Bryan Chiang, an eighth-grader at Dexter Southfield School, has created a free Magic Math Fest for students in Grades 4-5. It will be held on October 27, 12PM-1:30PM, at the Brookline Public Library (361 Washington Street, Brookline Village). It will be filled with math-related games like Magic Square, math magic tricks, logic games, and more. Bryan created this as a community project because he loves math. Pizza, drinks, and prizes will be provided. Space is limited to 30 students, so sign up here. For more information, email firstname.lastname@example.org.
The theme for this year’s National Chemistry Week, October 21-27, is “Chemistry is Out of This World.” Celebrate it at the following local events (for which museum admission is required):
October 21 at the Museum of Science:
- Prof. Bassam Shakhashiri of the University of Wisconsin-Madison will conduct engaging demonstrations in Cahners Theatre (2nd floor, Blue Wing) at 1PM and 3PM, as he delivers the ever-popular Phyllis A. Brauner Memorial Lecture.

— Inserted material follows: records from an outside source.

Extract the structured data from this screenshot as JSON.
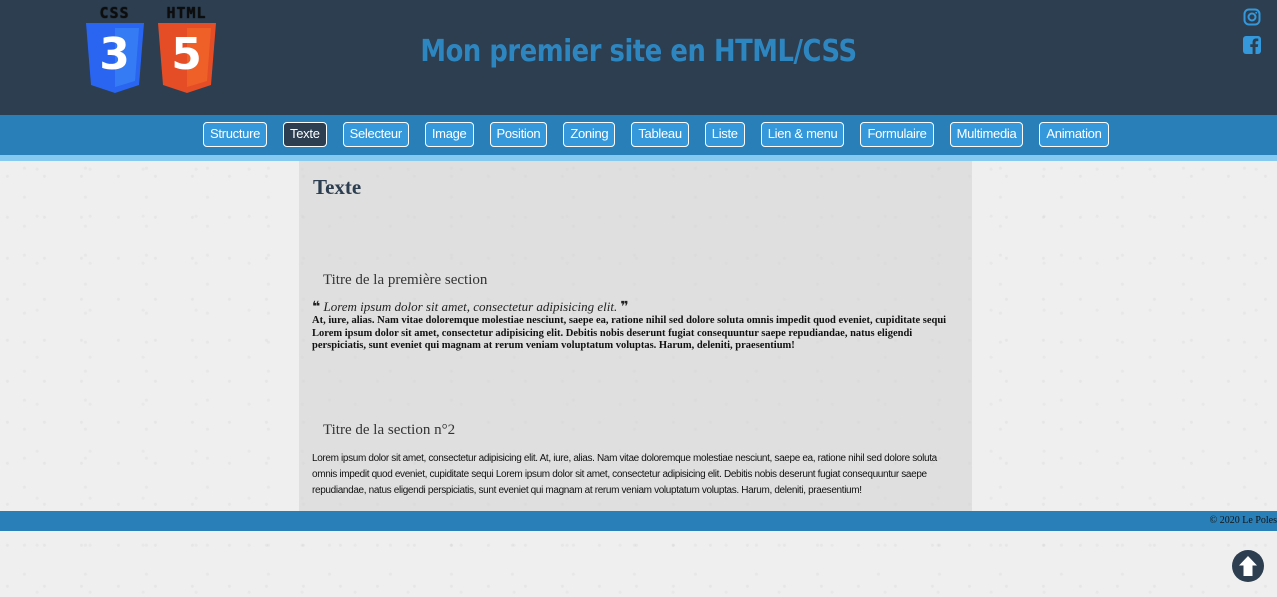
{
  "header": {
    "title": "Mon premier site en HTML/CSS",
    "logos": [
      {
        "label": "CSS",
        "number": "3",
        "color": "#2965f1",
        "icon": "css3-logo-icon"
      },
      {
        "label": "HTML",
        "number": "5",
        "color": "#e44d26",
        "icon": "html5-logo-icon"
      }
    ],
    "social": [
      "instagram-icon",
      "facebook-icon"
    ]
  },
  "nav": {
    "items": [
      "Structure",
      "Texte",
      "Selecteur",
      "Image",
      "Position",
      "Zoning",
      "Tableau",
      "Liste",
      "Lien & menu",
      "Formulaire",
      "Multimedia",
      "Animation"
    ],
    "active": "Texte"
  },
  "main": {
    "title": "Texte",
    "section1": {
      "title": "Titre de la première section",
      "quote_open": "❝",
      "quote": "Lorem ipsum dolor sit amet, consectetur adipisicing elit.",
      "quote_close": "❞",
      "paragraph": "At, iure, alias. Nam vitae doloremque molestiae nesciunt, saepe ea, ratione nihil sed dolore soluta omnis impedit quod eveniet, cupiditate sequi Lorem ipsum dolor sit amet, consectetur adipisicing elit. Debitis nobis deserunt fugiat consequuntur saepe repudiandae, natus eligendi perspiciatis, sunt eveniet qui magnam at rerum veniam voluptatum voluptas. Harum, deleniti, praesentium!"
    },
    "section2": {
      "title": "Titre de la section n°2",
      "paragraph": "Lorem ipsum dolor sit amet, consectetur adipisicing elit. At, iure, alias. Nam vitae doloremque molestiae nesciunt, saepe ea, ratione nihil sed dolore soluta omnis impedit quod eveniet, cupiditate sequi Lorem ipsum dolor sit amet, consectetur adipisicing elit. Debitis nobis deserunt fugiat consequuntur saepe repudiandae, natus eligendi perspiciatis, sunt eveniet qui magnam at rerum veniam voluptatum voluptas. Harum, deleniti, praesentium!"
    }
  },
  "footer": {
    "copyright": "© 2020 Le Poles"
  },
  "colors": {
    "header_bg": "#2c3e50",
    "nav_bg": "#2980b9",
    "accent": "#2e86c1"
  },
  "back_to_top_icon": "arrow-circle-up-icon"
}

- Guest educators will conduct hands-on activities related to geochemistry, space exploration, and more between 11:30AM and 3:30PM. Mix chemicals to propel mini rockets, make oxygen by water hydrolysis, compare the elemental composition of the Earth with that of other planets, and explore “icy orbs” like the worlds explored by NASA in the outer solar system.
October 27 at the Boston Children’s Museum: Volunteers from the American Chemical Society New England Chapter will host hands-on activities on the Common for all ages, 11AM-4PM. Explore the chemistry of exploring space and how rockets work.